A Visual Journal:
Riding Gran Canaria
The Canary Islands form an archipelago off the north-west coast of Africa and just like Catalunya or the Basque Country, are an autonomous community of Spain. While not the largest, most populous or best known of the Canaries, Gran Canaria, the administrative centre of the archipelago, is an underrated and relatively untouched cycling destination.
At just 50km across and with a strong tourism industry on top of a population approaching one million, you’d be forgiven for thinking Gran Canaria would be an over-crowded hot spot. Far from the truth, the population is largely concentrated in the capital Las Palmas, giving most of the island a remarkable sense of enchanting remoteness. Just a short trip out of the city and it’s easy to ride for hours while hardly passing a car.
Like its iconic neighbour Tenerife, the island is geologically dominated by the volcano that formed it, however Gran Canaria offers vastly more varied terrain and with it a richer array of riding options.
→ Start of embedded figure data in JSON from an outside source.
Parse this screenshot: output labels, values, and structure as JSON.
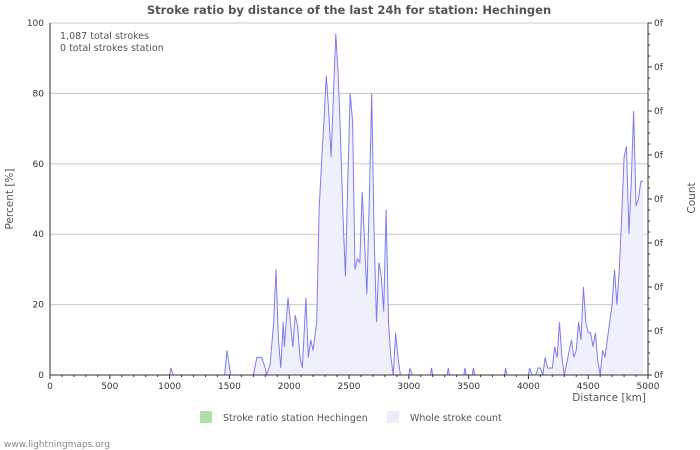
{
  "chart_data": {
    "type": "area",
    "title": "Stroke ratio by distance of the last 24h for station: Hechingen",
    "xlabel": "Distance   [km]",
    "ylabel": "Percent   [%]",
    "y2label": "Count",
    "xlim": [
      0,
      5000
    ],
    "ylim": [
      0,
      100
    ],
    "xticks": [
      0,
      500,
      1000,
      1500,
      2000,
      2500,
      3000,
      3500,
      4000,
      4500,
      5000
    ],
    "yticks": [
      0,
      20,
      40,
      60,
      80,
      100
    ],
    "y2ticks": [
      "0f",
      "0f",
      "0f",
      "0f",
      "0f",
      "0f",
      "0f",
      "0f",
      "0f"
    ],
    "grid": true,
    "annotations": [
      "1,087 total strokes",
      "0 total strokes station"
    ],
    "legend": {
      "placement": "bottom",
      "items": [
        {
          "label": "Stroke ratio station Hechingen",
          "color": "#b0e0a8"
        },
        {
          "label": "Whole stroke count",
          "color": "#ececfc"
        }
      ]
    },
    "colors": {
      "line": "#7c7cf0",
      "fill": "#f0f0fc",
      "grid": "#c8c8c8"
    },
    "series": [
      {
        "name": "Whole stroke count",
        "x": [
          0,
          1000,
          1010,
          1030,
          1460,
          1480,
          1510,
          1700,
          1730,
          1770,
          1800,
          1810,
          1840,
          1870,
          1890,
          1910,
          1930,
          1950,
          1960,
          1990,
          2010,
          2030,
          2050,
          2070,
          2090,
          2110,
          2140,
          2160,
          2180,
          2200,
          2230,
          2250,
          2270,
          2290,
          2310,
          2330,
          2350,
          2370,
          2390,
          2410,
          2430,
          2450,
          2470,
          2490,
          2510,
          2530,
          2550,
          2570,
          2590,
          2610,
          2630,
          2650,
          2670,
          2690,
          2710,
          2730,
          2750,
          2770,
          2790,
          2810,
          2830,
          2850,
          2870,
          2890,
          2910,
          2930,
          3000,
          3010,
          3030,
          3180,
          3190,
          3200,
          3320,
          3330,
          3340,
          3460,
          3470,
          3480,
          3530,
          3540,
          3550,
          3800,
          3810,
          3820,
          4000,
          4010,
          4030,
          4060,
          4080,
          4100,
          4120,
          4140,
          4160,
          4200,
          4220,
          4240,
          4260,
          4280,
          4300,
          4330,
          4360,
          4380,
          4400,
          4420,
          4440,
          4460,
          4480,
          4500,
          4520,
          4540,
          4560,
          4580,
          4600,
          4620,
          4640,
          4660,
          4680,
          4700,
          4720,
          4740,
          4760,
          4780,
          4800,
          4820,
          4840,
          4860,
          4880,
          4900,
          4920,
          4940,
          4960
        ],
        "values": [
          0,
          0,
          2,
          0,
          0,
          7,
          0,
          0,
          5,
          5,
          2,
          0,
          3,
          15,
          30,
          10,
          2,
          15,
          8,
          22,
          15,
          8,
          17,
          14,
          5,
          2,
          22,
          5,
          10,
          7,
          15,
          47,
          60,
          72,
          85,
          75,
          62,
          80,
          97,
          85,
          67,
          45,
          28,
          55,
          80,
          72,
          30,
          33,
          32,
          52,
          38,
          23,
          50,
          80,
          40,
          15,
          32,
          28,
          18,
          47,
          15,
          5,
          0,
          12,
          5,
          0,
          0,
          2,
          0,
          0,
          2,
          0,
          0,
          2,
          0,
          0,
          2,
          0,
          0,
          2,
          0,
          0,
          2,
          0,
          0,
          2,
          0,
          0,
          2,
          2,
          0,
          5,
          2,
          2,
          8,
          5,
          15,
          5,
          0,
          5,
          10,
          5,
          7,
          15,
          10,
          25,
          15,
          12,
          12,
          8,
          12,
          4,
          0,
          7,
          5,
          10,
          15,
          20,
          30,
          20,
          30,
          45,
          62,
          65,
          40,
          55,
          75,
          48,
          50,
          55,
          55
        ]
      }
    ]
  },
  "footer": "www.lightningmaps.org"
}
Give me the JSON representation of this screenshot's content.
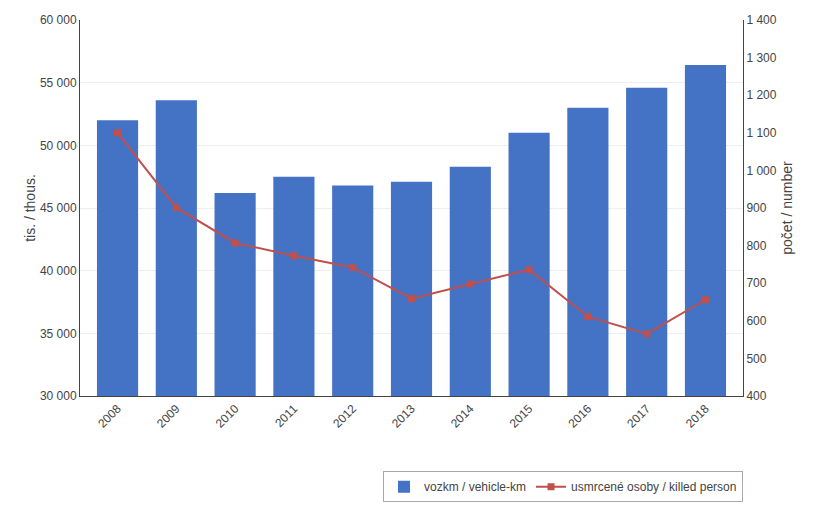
{
  "chart_data": {
    "type": "bar",
    "categories": [
      "2008",
      "2009",
      "2010",
      "2011",
      "2012",
      "2013",
      "2014",
      "2015",
      "2016",
      "2017",
      "2018"
    ],
    "series": [
      {
        "name": "vozkm / vehicle-km",
        "type": "bar",
        "color": "#4472C4",
        "values": [
          52000,
          53600,
          46200,
          47500,
          46800,
          47100,
          48300,
          51000,
          53000,
          54600,
          56400
        ]
      },
      {
        "name": "usmrcené osoby / killed person",
        "type": "line",
        "color": "#C0504D",
        "marker": "square",
        "axis": "y2",
        "values": [
          1100,
          901,
          807,
          773,
          742,
          659,
          698,
          736,
          611,
          565,
          656
        ]
      }
    ],
    "ylabel": "tis. / thous.",
    "y2label": "počet / number",
    "ylim": [
      30000,
      60000
    ],
    "yticks": [
      {
        "value": 30000,
        "label": "30 000"
      },
      {
        "value": 35000,
        "label": "35 000"
      },
      {
        "value": 40000,
        "label": "40 000"
      },
      {
        "value": 45000,
        "label": "45 000"
      },
      {
        "value": 50000,
        "label": "50 000"
      },
      {
        "value": 55000,
        "label": "55 000"
      },
      {
        "value": 60000,
        "label": "60 000"
      }
    ],
    "y2lim": [
      400,
      1400
    ],
    "y2ticks": [
      400,
      500,
      600,
      700,
      800,
      900,
      {
        "value": 1000,
        "label": "1 000"
      },
      {
        "value": 1100,
        "label": "1 100"
      },
      {
        "value": 1200,
        "label": "1 200"
      },
      {
        "value": 1300,
        "label": "1 300"
      },
      {
        "value": 1400,
        "label": "1 400"
      }
    ],
    "grid": true,
    "legend": "lower right"
  }
}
Thanks to a population concentrated on the coast, there’s a fair chance you’ll be staying in or around the capital Las Palmas or the resort town of Maspalomas, which means starting at sea level. There are endless winding coastal roads, flanked by postcard beaches and the crystal clear Atlantic if you want to keep the vertical metres low, with no shortage of worthy places to stop and drink in the scenery or a local beverage. The real beauty of riding Gran Canaria however, is found once you turn inland and the road tilts definitively upwards.
There’s the unmissable Valley of the Tears, a 12.7km climb up the GC606 (all the main roads have similarly memorable names), gaining just over 1000m for an average grade of about 10%. What those numbers don’t reveal however are the early switchbacks that bite at over 25%. Or you can make the monstrous 44km, 2200m climb to the island’s second highest peak, Pico de las Nieves, easily built into a breathtakingly scenic 120km loop from the Maspalomas in the south. There’s also an equally picturesque climb to the island’s third highest point, Roque Nublo. Whichever route you end up on, you’ll notice a general theme emerging of snaking switchbacks peppered with more than a few brutally steep pinches. Not for the faint of heart but worth every pedal stroke for the views at the top.
Gran Canaria has more than just world class rides and fresh seafood on offer. Just like the rest of the Canary Islands, the weather is reliably favourable, especially at times of the year when the rest of Europe has put their bikes in the shed. With just 21 average rain days a year, totally less rainfall than we might see in a single bad week in Sydney, there’s a good chance you’ll see the sun on your trip. While slightly variable on some of the inland routes, the road surface is generally excellent which means some of the descents are world class, just rewards for battling double digit gradients up the climbs. Direct flights from most major European hubs also makes the island incredibly accessible and surprisingly affordable. A visit to Gran Canaria makes it obvious why it was the inspiration for our latest H2/22 collection and worthy of a spot on every rider’s bucket list.